In the perpetual future, our size is changeable. While we become godlike, peering down at a small earth from planes and spaceships and skyscraper observatories, through microscopes and zoom lenses, we burrow like ticks. The artists Yuki Nakamura and Robert Campbell transport us back now to a quaint mutation of scale—the miniature movie set—but instead of blowing up the sculptural miniature into a photographic cinema that reinforces natural scale, they construct a defiant, desirable city where no person can live, a city that goes on despite us. It is forever small, and we are forever too big. Now we are like gods who wish to be human again.

The installation, called Floating Plaster/City Motion, sits on the floor in a dark room at 911 Media Arts Center. It is two silent white islands, which also resemble glowing ships of empire, of cast-plaster shapes with urban-style canyons between. The islands are based on the footprints of the Ile Saint-Louis and the Ile de la Cité in Paris, but they have become anonymous. Three synchronized projectors create one moving image across the surfaces of the buildings and streets and alleys. Bits of snow drop on the two cities, streaks of traffic careen down their avenues, and the cities are caressed by sun, sketched by architects, and destroyed by bombs. The animated realm that results from the changing combination of surface and form is abstract and suggestive, like a map, a telescoped view, a war zone broadcast from a safe distance.

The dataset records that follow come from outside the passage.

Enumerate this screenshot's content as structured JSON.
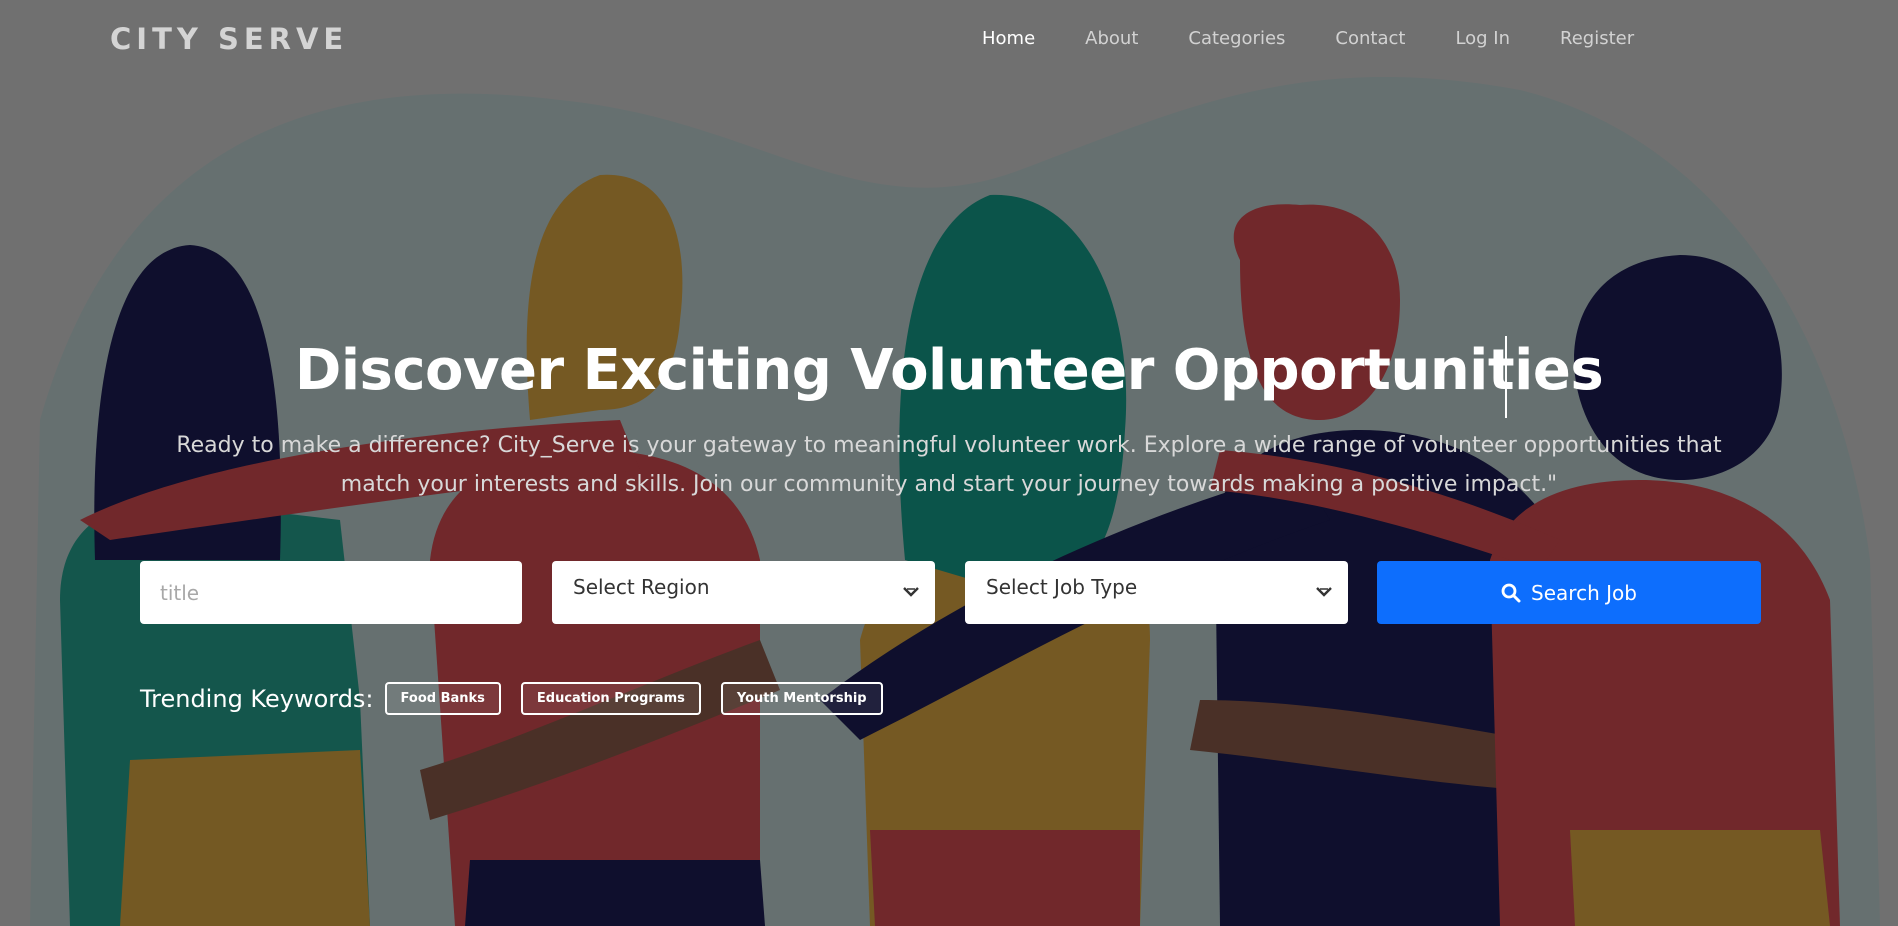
{
  "logo": "CITY SERVE",
  "nav": {
    "items": [
      {
        "label": "Home",
        "active": true
      },
      {
        "label": "About"
      },
      {
        "label": "Categories"
      },
      {
        "label": "Contact"
      },
      {
        "label": "Log In"
      },
      {
        "label": "Register"
      }
    ]
  },
  "hero": {
    "title": "Discover Exciting Volunteer Opportunities",
    "subtitle": "Ready to make a difference? City_Serve is your gateway to meaningful volunteer work. Explore a wide range of volunteer opportunities that match your interests and skills. Join our community and start your journey towards making a positive impact.\""
  },
  "search": {
    "title_placeholder": "title",
    "region_label": "Select Region",
    "job_type_label": "Select Job Type",
    "button_label": "Search Job",
    "button_color": "#0d6efd"
  },
  "trending": {
    "label": "Trending Keywords:",
    "tags": [
      "Food Banks",
      "Education Programs",
      "Youth Mentorship"
    ]
  },
  "icons": [
    "search-icon",
    "chevron-down-icon"
  ]
}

This piece—one of the most ravishing new works I've seen in several months—is part of 911 Media Arts Center's "New Works Laboratory," which pairs traditional-media and new-media artists. Installation artist Carrie Bodle and painter Margie Livingston are the other team in the show, and one will be selected for an exhibition at the Henry Art Gallery this fall. Bodle and Livingston created hanging-grid sculptures that double as loose, three-dimensional tapestries referencing Livingston's floating-space paintings, but infused with light so that they cast photographic images on the wall and floor surfaces nearby. These are spectacles investigating the shifts between forms; it's a much smaller project than Floating Plaster/City Motion, but alluring nonetheless.